L’EUROPE S’INVESTIT DANS L’EXPLORATION DU SYSTÈME SOLAIRE ET DANS L’ASRTROBIOLOGIE

Nous avons déjà eu l’occasion de rendre compte de cet événement tout à fait significatif et déterminant que constitue l’élaboration, par l’Agence Spatiale Européenne, du programme AURORA. Celui-ci ne vise rien moins qu’à poser les fondations d’une participation majeure de l’Europe à l’exploration robotique et humaine du Système Solaire, tout particulièrement dans le but d’étudier l’exobiologie. Même si les responsables de l’Agence reconnaissent eux-mêmes les difficultés que risque de rencontrer cette initiative, extraordinairement lucide et courageuse, face à des ministres empêtrés dans leurs problèmes budgétaires à court terme, force est de constater que nous assistons à une révolution des esprits. Quelle évolution, en effet, par rapport à l’époque encore récente où il était, du moins dans notre pays, politiquement incorrect de parler d’un avenir de l’Homme dans l’espace, et où, y compris à l’ESA, le débarquement sur Mars était reporté, pour de vertueuses raisons, à un avenir indéfini (au-delà de 2050) !

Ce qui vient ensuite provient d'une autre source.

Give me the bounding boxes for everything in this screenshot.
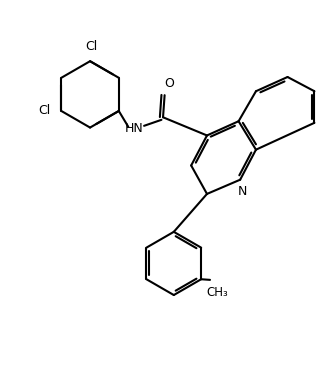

Ce qui est significatif par ailleurs, c’est que les scientifiques européens concernés, entraînés par les plus progressistes d’entre eux, tels ceux de la communauté exobiologique, ont désormais compris que la recherche spatiale, loin de menacer leurs budgets, constituait au contraire, par sa dynamique et ses possibilités techniques d’investigation, un formidable outil d’entraînement pour le développement de leurs travaux. Avec des offres intéressantes, ce sont des millions qu’un labo peut voir arriver sous forme de contrats de développement d’expériences. Les scientifiques européens, soutenus par les agences spatiales, se révèlent ainsi de plus en plus, par leur présence active et leurs résultats, comme des acteurs à part entière sur la scène internationale. Il faut s’en féliciter pour notre avenir, et leur apporter tout notre soutien.

Dans ce registre, les exo/astrobiologistes européens se sont constitués (en avril 1999) en un réseau de 120 membres, présidé depuis peu par le professeur André Brack, qui nous fait l’honneur et le plaisir de venir parler à notre congrès de fin septembre, au Palais de la Découverte (voir les informations sur le site). Ce réseau s’est réuni en mai 2001 à Frascati. Lors de ce meeting, l’ESA a exposé son initiative AURORA, à laquelle le réseau a apporté le support de ses conseils. Il est évident qu’AURORA ne pourra triompher des obstacles budgétaires et du conservatisme qu’avec le soutien de toutes les parties prenantes : agences spatiales nationales, Communauté Européenne, milieux scientifiques de tous les pays membres et… dans la modeste mesure de leurs moyens, associations qui , comme la nôtre, militent pour une politique déterminée et consistante dans ce domaine. Le fait qu’en France le CNRS et le CNES aient déjà fédéré, dès 1999, une cinquantaine de labos d’exobiologie et que d’autres pays européens (Espagne, Italie) aient démontré leur intérêt pour cette science est encourageant.


une formidable puissance économique, technologique et scientifique…
(doc. ESA)

Il s’agit désormais de propulser définitivement l’Europe dans l’arène de l’exploration du Système Solaire, en saisissant l’opportunité d’AURORA. Souhaitons à ses promoteurs et à tous ceux qui les soutiennent de triompher des faiblesses politiques, économiques et budgétaires sérieuses dont souffrent encore, il est vrai, les pays de l’Europe.